Talvez a cativante vida lisboeta, ou a empatia criada com o pessoal da galeria, tenham feito com que a cantautora voltasse para uma residência de criação, tendo na capital ficado um mês, em que deu uma nova atuação a solo, stripped-down, apresentando-se só com guitarra. Aí, mais do que temas dos seus dois primeiros LPs, deu-nos uma ideia daquilo que estava para vir no seu futuro álbum, tendo tocado novas músicas, como por exemplo, Heart Shaped Face, na qual leva a sua voz a limites a que a audiência ainda não tivera acesso, revelando poder esperar-se uma mudança na abordagem vocal para o novo LP, mudança essa não perniciosa, mas cheia de esperança e promessa.
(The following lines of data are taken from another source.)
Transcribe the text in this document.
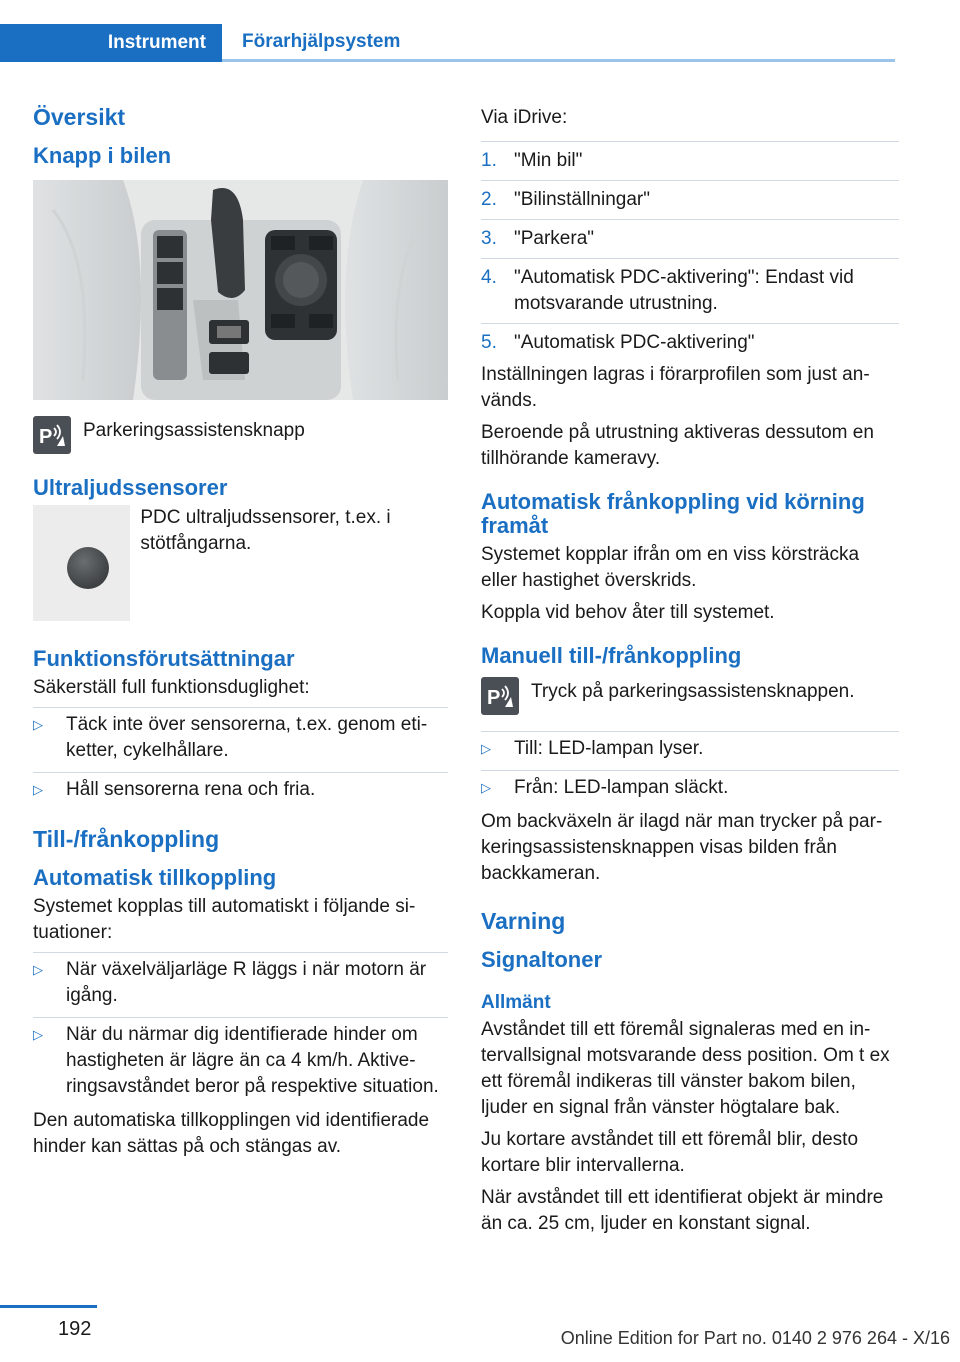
Instrument	Förarhjälpsystem
Översikt
Knapp i bilen
P Parkeringsassistensknapp
Ultraljudssensorer

PDC ultraljudssensorer, t.ex. i stötfångarna.

Funktionsförutsättningar

Säkerställ full funktionsduglighet:

▷	Täck inte över sensorerna, t.ex. genom etiketter, cykelhållare.
▷	Håll sensorerna rena och fria.
Till-/frånkoppling
Automatisk tillkoppling

Systemet kopplas till automatiskt i följande situationer:

▷	När växelväljarläge R läggs i när motorn är igång.
▷	När du närmar dig identifierade hinder om hastigheten är lägre än ca 4 km/h. Aktiveringsavståndet beror på respektive situation.

Den automatiska tillkopplingen vid identifierade hinder kan sättas på och stängas av.

Via iDrive:

1. "Min bil"
2. "Bilinställningar"
3. "Parkera"
4. "Automatisk PDC-aktivering": Endast vid motsvarande utrustning.
5. "Automatisk PDC-aktivering"

Inställningen lagras i förarprofilen som just används.

Beroende på utrustning aktiveras dessutom en tillhörande kameravy.

Automatisk frånkoppling vid körning framåt

Systemet kopplar ifrån om en viss körsträcka eller hastighet överskrids.

Koppla vid behov åter till systemet.

Manuell till-/frånkoppling
P Tryck på parkeringsassistensknappen.
▷	Till: LED-lampan lyser.
▷	Från: LED-lampan släckt.

Om backväxeln är ilagd när man trycker på parkeringsassistensknappen visas bilden från backkameran.

Varning
Signaltoner
Allmänt

Avståndet till ett föremål signaleras med en intervallsignal motsvarande dess position. Om t ex ett föremål indikeras till vänster bakom bilen, ljuder en signal från vänster högtalare bak.

Ju kortare avståndet till ett föremål blir, desto kortare blir intervallerna.

När avståndet till ett identifierat objekt är mindre än ca. 25 cm, ljuder en konstant signal.

192	Online Edition for Part no. 0140 2 976 264 - X/16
Foi em Setembro do ano passado que Olsen lançou um álbum que a destacou de outros seus contemporâneos do mesmo género. My Woman é um álbum de iteração, de afirmação. Uma afirmação que se sente no tema de abertura, Intern, em que a guitarra fica de lado, e o sintetizador desperta os sentidos. É uma nova Angel, que simultaneamente entrega tanto os clássicos ritmos de folk a que habituou a sua audiência (Heart Shaped Face ou Sister), como temas de rock com influência do post-grunge, como Give It Up, ou o single Shut Up Kiss Me.
Nota-se que Shut Up Kiss Me, a par de Intern, foi o single escolhido para acentuar essa diferenciação. Vendo os videoclips que os acompanham, e que se complementam, assistimos à cantautora com uma disposição e uma robustez que nunca se vira antes (no fim do vídeo de Shut Up Kiss Me temos Angel a perguntar “Do I need to give more attitude or..?”). Para além da experimentação vocal, visualmente há um novo ânimo, uma determinação que se exprime não só pela gestualidade, pelo olhar – que no vídeo de Intern, tratado como trailer para My Woman, penetra a audiência, em modo de “aviso” – mas até mesmo pela cintilante peruca prateada, talvez a mais clarividente imposição estilística (visual) desta “nova Angel”: Os temas de desamor e dor de coração continuam presentes, muda então a sua abordagem.
A mudança de direção sonora, que culmina neste último LP, é algo a que não podemos dissociar de Angel Olsen desde Half Way Home, o seu primeiro full-length, um brilhante compêndio de temas de folk americano, que nos trouxe Acrobat ou Miranda, a icónica “balada jurídica” (“You have a right to remain silent / Anything you say or do / Will be held against you in a court of law / So don’t be such a fool”), e que despertou os ouvidos da sociedade para esta promessa que se ouvira pela primeira vez como apoio vocal a Bonnie Prince Billy. Daí até Burn Your Fire For No Whitness há uma explosão de guitarras. O ritmo aumenta substancialmente, o que elimina um pouco a noção de taciturnidade que o primeiro LP confere, e, embora deixe alguns cépticos, é um passo crucial para a transição de Angel até à atualidade. Disso são mostra High and Wild ou Forgiven/Forgotten, a música que mais se aproxima da atitude apresentada presentemente pela artista e que mais uma vez se expressa pelo vídeo que a acompanha, enquanto que Dance Slow Decades ou Windows preservam a lamentação melódica e lírica que trouxe Olsen para o panorama da música atual.
Angel Olsen volta a Portugal em Junho deste ano, desta vez ao Norte, para o festival Nos Primavera Sound, onde vai apresentar o seu último e magnífico álbum, e que fez parte dos 50 melhores álbuns de música de 2016 para nós.